Moments later, the three survivors were pulled from the water by three high-school students who had been fishing from a dinghy.

The jet is owned by religious broadcaster the Rev. Pat Robertson, who wasn’t on board. Mr. Robertson’s company rents the plane out and has a leasing agreement with International Jet Charter of Norfolk, which chartered the plane Saturday.

The plane, which was heading to the Groton-New London Airport, went down in heavy fog. Investigators from the National Transportation Safety Board and other agencies were back at the site yesterday in their ongoing investigation.


Fires destroyed revitalization effort

A fire that destroyed three buildings late last month set back a revitalization of this central Shenandoah Valley town.

The fire began inside a sign shop and spread to an apartment complex on one side and destroyed a hardware store on the other that had been a local landmark and community gathering spot. A cause has not been determined.

Since 2000, the town has spent $1 million in state and federal grant money and $188,000 of its own refurbishing its business district.

Clinton Lucas Jr., mayor of the Page County town of 1,800, wonders whether the town will ever get back the businesses, the small-town hangout and the momentum for a nearly completed revitalization project.

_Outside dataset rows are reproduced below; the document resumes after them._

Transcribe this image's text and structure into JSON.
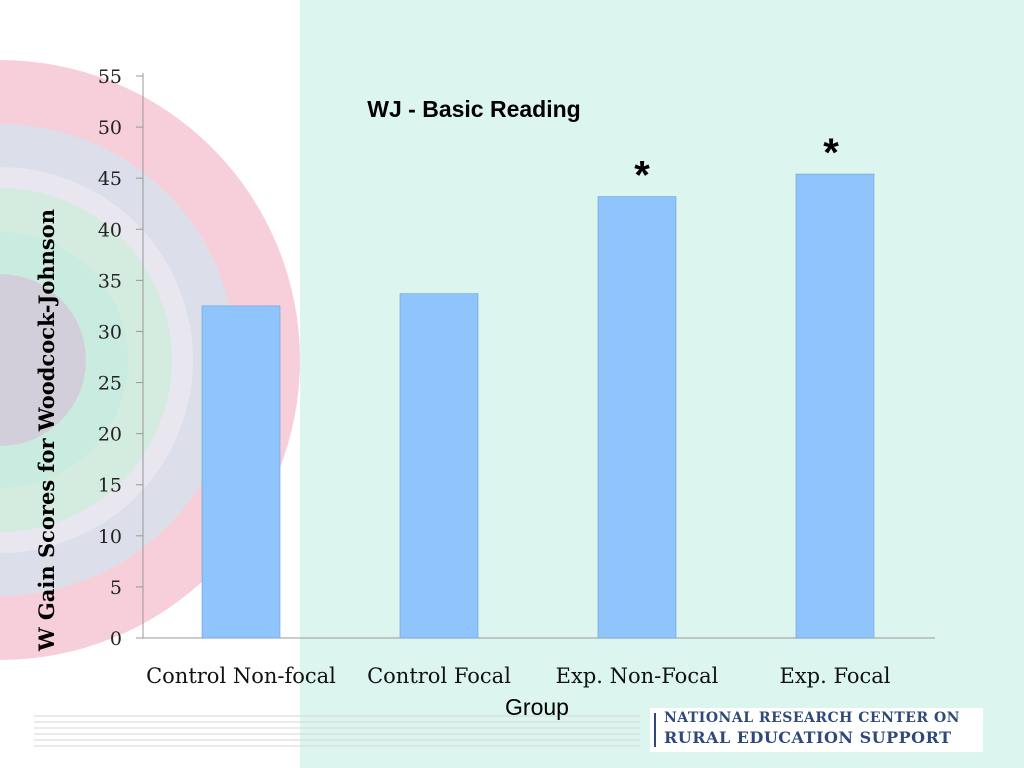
{
  "chart_data": {
    "type": "bar",
    "title": "WJ - Basic Reading",
    "xlabel": "Group",
    "ylabel": "W Gain Scores for Woodcock-Johnson",
    "categories": [
      "Control Non-focal",
      "Control Focal",
      "Exp. Non-Focal",
      "Exp. Focal"
    ],
    "values": [
      32.5,
      33.7,
      43.2,
      45.4
    ],
    "ylim": [
      0,
      55
    ],
    "yticks": [
      0,
      5,
      10,
      15,
      20,
      25,
      30,
      35,
      40,
      45,
      50,
      55
    ],
    "annotations": [
      "",
      "",
      "*",
      "*"
    ],
    "bar_color": "#8fc4fc",
    "grid": false,
    "legend": "none"
  },
  "branding": {
    "line1": "NATIONAL RESEARCH CENTER ON",
    "line2": "RURAL EDUCATION SUPPORT",
    "color": "#2f4a7a"
  }
}
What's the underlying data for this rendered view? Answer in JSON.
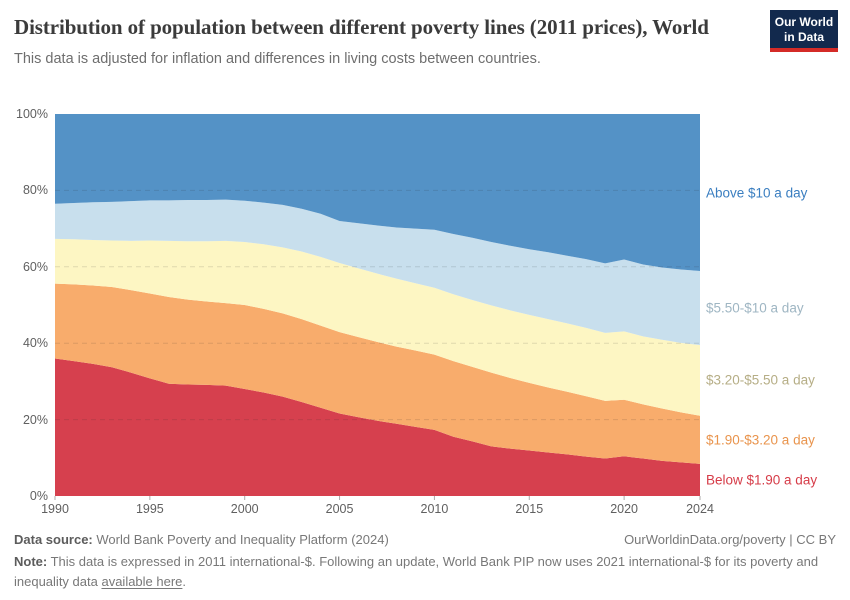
{
  "header": {
    "title": "Distribution of population between different poverty lines (2011 prices), World",
    "subtitle": "This data is adjusted for inflation and differences in living costs between countries.",
    "logo": {
      "line1": "Our World",
      "line2": "in Data",
      "bg_color": "#12294d",
      "accent_color": "#d42b27"
    }
  },
  "chart_data": {
    "type": "area",
    "stacked": true,
    "unit": "%",
    "grid": "dashed-horizontal",
    "legend_position": "right-of-plot",
    "ylim": [
      0,
      100
    ],
    "yticks": [
      "0%",
      "20%",
      "40%",
      "60%",
      "80%",
      "100%"
    ],
    "xticks": [
      1990,
      1995,
      2000,
      2005,
      2010,
      2015,
      2020,
      2024
    ],
    "x": [
      1990,
      1991,
      1992,
      1993,
      1994,
      1995,
      1996,
      1997,
      1998,
      1999,
      2000,
      2001,
      2002,
      2003,
      2004,
      2005,
      2006,
      2007,
      2008,
      2009,
      2010,
      2011,
      2012,
      2013,
      2014,
      2015,
      2016,
      2017,
      2018,
      2019,
      2020,
      2021,
      2022,
      2023,
      2024
    ],
    "series": [
      {
        "name": "Below $1.90 a day",
        "color": "#d6404e",
        "label_color": "#d63c48",
        "values": [
          36.0,
          35.3,
          34.6,
          33.7,
          32.3,
          30.8,
          29.4,
          29.2,
          29.1,
          28.9,
          28.0,
          27.1,
          26.0,
          24.6,
          23.1,
          21.6,
          20.6,
          19.7,
          18.9,
          18.1,
          17.3,
          15.5,
          14.3,
          13.0,
          12.4,
          11.9,
          11.4,
          10.9,
          10.3,
          9.8,
          10.4,
          9.8,
          9.2,
          8.8,
          8.4
        ]
      },
      {
        "name": "$1.90-$3.20 a day",
        "color": "#f8ac6c",
        "label_color": "#e9944d",
        "values": [
          19.6,
          20.1,
          20.5,
          21.0,
          21.6,
          22.2,
          22.7,
          22.2,
          21.8,
          21.6,
          22.0,
          21.9,
          21.8,
          21.7,
          21.5,
          21.3,
          21.0,
          20.6,
          20.2,
          20.0,
          19.7,
          19.8,
          19.5,
          19.3,
          18.5,
          17.7,
          17.0,
          16.4,
          15.8,
          15.1,
          14.8,
          14.2,
          13.7,
          13.1,
          12.6
        ]
      },
      {
        "name": "$3.20-$5.50 a day",
        "color": "#fdf6c3",
        "label_color": "#b6ae86",
        "values": [
          11.7,
          11.8,
          11.9,
          12.2,
          12.9,
          13.9,
          14.7,
          15.3,
          15.8,
          16.3,
          16.5,
          16.9,
          17.3,
          17.7,
          18.0,
          18.1,
          18.0,
          17.9,
          17.8,
          17.6,
          17.5,
          17.5,
          17.5,
          17.6,
          17.7,
          17.8,
          17.9,
          17.9,
          17.9,
          17.8,
          17.9,
          17.8,
          18.0,
          18.2,
          18.5
        ]
      },
      {
        "name": "$5.50-$10 a day",
        "color": "#c8dfed",
        "label_color": "#9fb6c3",
        "values": [
          9.2,
          9.5,
          9.9,
          10.1,
          10.4,
          10.5,
          10.6,
          10.8,
          10.8,
          10.8,
          10.8,
          10.9,
          11.1,
          11.2,
          11.3,
          11.0,
          11.8,
          12.6,
          13.4,
          14.3,
          15.2,
          15.8,
          16.3,
          16.6,
          16.9,
          17.2,
          17.5,
          17.7,
          18.0,
          18.2,
          18.8,
          18.8,
          18.9,
          19.2,
          19.4
        ]
      },
      {
        "name": "Above $10 a day",
        "color": "#5492c6",
        "label_color": "#3a7ec0",
        "values": [
          23.5,
          23.3,
          23.1,
          23.0,
          22.8,
          22.6,
          22.6,
          22.5,
          22.5,
          22.4,
          22.7,
          23.2,
          23.8,
          24.8,
          26.1,
          28.0,
          28.6,
          29.2,
          29.7,
          30.0,
          30.3,
          31.4,
          32.4,
          33.5,
          34.5,
          35.4,
          36.2,
          37.1,
          38.0,
          39.1,
          38.1,
          39.4,
          40.2,
          40.7,
          41.1
        ]
      }
    ]
  },
  "footer": {
    "source_label": "Data source:",
    "source_text": "World Bank Poverty and Inequality Platform (2024)",
    "attribution": "OurWorldinData.org/poverty | CC BY",
    "note_label": "Note:",
    "note_text": "This data is expressed in 2011 international-$. Following an update, World Bank PIP now uses 2021 international-$ for its poverty and inequality data",
    "note_link": "available here",
    "note_suffix": "."
  }
}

Iron ore attracted the town’s original founders in the 1830s, giving rise to an iron works and the rail station by the late 19th century. The station is still operating.


Army implodes Fort Myer housing

With a series of loud bangs, the Army imploded a high-rise building on the campus of Fort Myer yesterday morning.

The 12-story Tencza Terrace was built in 1966 for military housing. The brick-and-concrete building was removed to make way for a new security control point at the Hatfield Gate.

Some nearby residents watched the implosion, which took about 20 seconds. About 100 pounds of dynamite brought the building down.

For the past year, the Tencza Terrace has been stripped of almost everything of value. Most of the debris will be used as fill to raise the level of nearby parking lots.


Woman on sofa killed by runaway car

A Hampton woman who was sitting on her sofa watching television while her two daughters played upstairs was killed yesterday when a car plowed into her home.

Police said Michelle Hart, 33, died at the scene.

Two juveniles thought to have been in the black Jeep Cherokee that crashed into the home were being sought.

The girls in the home were not injured.

Police said the Jeep was stolen after it was left with the keys in the ignition while the owner went into a convenience store. They said that by the time the man called police, they had already received a report about the vehicle crashing into the nearby home.

Witnesses reported seeing two boys fleeing the scene.


Remains of new born found in woods

The remains of a newborn baby were found yesterday afternoon in a patch of woods in the 5800 block of Westwater Court.

Police said the remains had been there for less than a week, but because of decomposition, the baby’s sex has not been determined.

Anyone with information is asked to contact Fairfax County police.